SOP Penanganan Perkara Pidana

Proses beracara dalam perkara pidana selain diatur dalam KUHAP dan undang-undang tertentu, teknis pelaksanaannya diatur dalam SOP penanganan perkara tindak pidana umum Kejaksaan RI telah diatur jangka waktu antara penyampaian Surat Pemberitahuan Dimulainya Penyidikan yang dikenal dengan SPDP, dibatasi hingga 90 hari, dengan terlebih dahulu kejaksaan memberikan permintaan perkembangan penyidikan sebelum SPDP dikembalikan dan dihapus dalam register perkara kejaksaan.

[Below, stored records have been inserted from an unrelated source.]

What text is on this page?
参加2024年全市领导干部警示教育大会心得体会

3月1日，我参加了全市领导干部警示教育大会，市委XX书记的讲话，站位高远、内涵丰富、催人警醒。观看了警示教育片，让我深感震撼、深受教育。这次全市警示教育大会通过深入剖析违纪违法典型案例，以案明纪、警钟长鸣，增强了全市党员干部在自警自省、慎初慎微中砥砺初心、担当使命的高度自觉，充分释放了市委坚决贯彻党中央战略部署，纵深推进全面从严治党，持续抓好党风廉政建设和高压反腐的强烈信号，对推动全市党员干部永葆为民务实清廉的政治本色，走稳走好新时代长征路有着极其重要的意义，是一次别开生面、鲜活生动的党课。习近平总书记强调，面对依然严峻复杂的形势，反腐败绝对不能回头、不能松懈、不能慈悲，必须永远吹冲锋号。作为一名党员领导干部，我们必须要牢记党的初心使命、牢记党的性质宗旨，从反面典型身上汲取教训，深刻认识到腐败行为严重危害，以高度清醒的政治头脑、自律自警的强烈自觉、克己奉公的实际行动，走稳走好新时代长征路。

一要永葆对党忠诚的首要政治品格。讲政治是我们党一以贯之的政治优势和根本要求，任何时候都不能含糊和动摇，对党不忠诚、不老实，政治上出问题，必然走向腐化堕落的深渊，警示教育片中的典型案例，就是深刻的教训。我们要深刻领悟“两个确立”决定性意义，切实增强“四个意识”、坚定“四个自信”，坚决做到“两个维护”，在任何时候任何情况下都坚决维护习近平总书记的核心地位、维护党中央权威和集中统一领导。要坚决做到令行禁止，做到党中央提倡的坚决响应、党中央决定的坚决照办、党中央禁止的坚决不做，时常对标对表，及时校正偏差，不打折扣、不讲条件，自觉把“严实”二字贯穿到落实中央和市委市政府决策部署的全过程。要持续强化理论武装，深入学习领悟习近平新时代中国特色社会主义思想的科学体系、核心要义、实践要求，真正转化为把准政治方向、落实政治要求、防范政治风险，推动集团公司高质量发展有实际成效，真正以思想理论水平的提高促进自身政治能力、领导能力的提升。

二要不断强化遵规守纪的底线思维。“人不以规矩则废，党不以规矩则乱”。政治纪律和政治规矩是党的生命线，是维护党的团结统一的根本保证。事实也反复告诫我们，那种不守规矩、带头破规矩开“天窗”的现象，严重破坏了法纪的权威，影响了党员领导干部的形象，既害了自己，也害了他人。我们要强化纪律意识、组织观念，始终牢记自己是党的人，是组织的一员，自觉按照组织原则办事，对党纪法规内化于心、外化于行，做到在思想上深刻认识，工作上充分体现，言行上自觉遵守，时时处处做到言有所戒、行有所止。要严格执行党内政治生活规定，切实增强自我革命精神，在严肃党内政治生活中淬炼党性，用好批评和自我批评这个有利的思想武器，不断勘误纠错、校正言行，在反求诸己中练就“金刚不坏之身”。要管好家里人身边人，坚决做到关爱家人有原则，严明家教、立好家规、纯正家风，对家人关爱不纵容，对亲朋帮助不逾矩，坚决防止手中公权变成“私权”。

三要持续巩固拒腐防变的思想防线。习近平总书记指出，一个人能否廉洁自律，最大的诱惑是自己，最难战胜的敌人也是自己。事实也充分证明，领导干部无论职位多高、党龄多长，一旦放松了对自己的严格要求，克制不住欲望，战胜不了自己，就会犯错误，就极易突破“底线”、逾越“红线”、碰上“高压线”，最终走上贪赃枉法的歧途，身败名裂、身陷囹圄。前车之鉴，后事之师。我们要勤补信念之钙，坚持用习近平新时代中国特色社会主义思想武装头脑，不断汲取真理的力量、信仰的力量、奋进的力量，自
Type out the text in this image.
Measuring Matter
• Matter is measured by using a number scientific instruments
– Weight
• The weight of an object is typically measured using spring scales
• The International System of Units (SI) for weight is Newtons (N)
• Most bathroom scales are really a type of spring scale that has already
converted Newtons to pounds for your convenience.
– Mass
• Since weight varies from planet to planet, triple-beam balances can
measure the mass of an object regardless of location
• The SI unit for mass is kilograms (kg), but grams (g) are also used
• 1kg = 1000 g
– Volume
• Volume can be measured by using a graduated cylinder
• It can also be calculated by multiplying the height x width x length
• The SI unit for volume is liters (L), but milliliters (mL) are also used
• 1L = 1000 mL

Terdapat kekosongan hukum dalam proses ini, karena pengembalian SPDP bukan merupakan syarat penghentian penyidikan, sehingga penyidik tidak terpengaruh dengan pengembalian SPDP tersebut, dan kapan saja penyidik dapat mengirim lagi SPDP tersebut dan kejaksaan tidak dapat menolak. SOP terbaru di kejaksaan, penyidik wajib membuat Sprindik baru dan SPDP yang baru atas perkara SPDP-nya telah dikembalikan.

Berlarut-larutnya perkara juga dapat terjadi pasca penyerahan tahap 1, dikarenakan jaksa peneliti perkara mengembalikan berkas perkara untuk dilengkapi formil dan materilnya yang dikenal dengan istilah P.19 dalam bentuk tertulis dan selanjutnya apabila penyidik juga belum memenuhi berkas perkara dilanjutkan dengan berita acara koordinasi hingga tercapai kesepakatan, apakah petunjuk yang diberikan dapat dipenuhi atau tidak oleh penyidik untuk menjadi dasar Jaksa Peneliti berkas Perkara menyatakan lengkap atau tidak berkas perkara tersebut.

Terdapat juga perkara pidana yang sudah dinyatakan sudah lengkap yang dikenal dengan istilah P.21 tapi tidak kunjung dilakukan penyerahan tersangka dan barang bukti oleh penyidik ke kejaksaan yang dikenal dengan penyerahan tahap 2, dengan berbagai alasan antara lain tersangka sudah dinyatakan DPO.

Pelanggaran Hak Asasi Manusia

Kepastian hukum adalah salah satu bentuk pemenuhan kebutuhan masyarakat yang paling asasi, khususnya masyarakat yang terlibat dalam permasalahan hukum (pidana) untuk menjamin hak-hak tersangka, korban, dan para pihak yang terkait dalam proses hukum, dan juga menghindari stigmatisasi masyarakat pada pelaku yang belum tentu dugaan sebagai pelaku tindak pidana itu terbukti atau tidak di pengadilan, serta menjamin hak-hak keperdataan yang bersangkutan yang dibatasi akibat adanya proses penyidikan.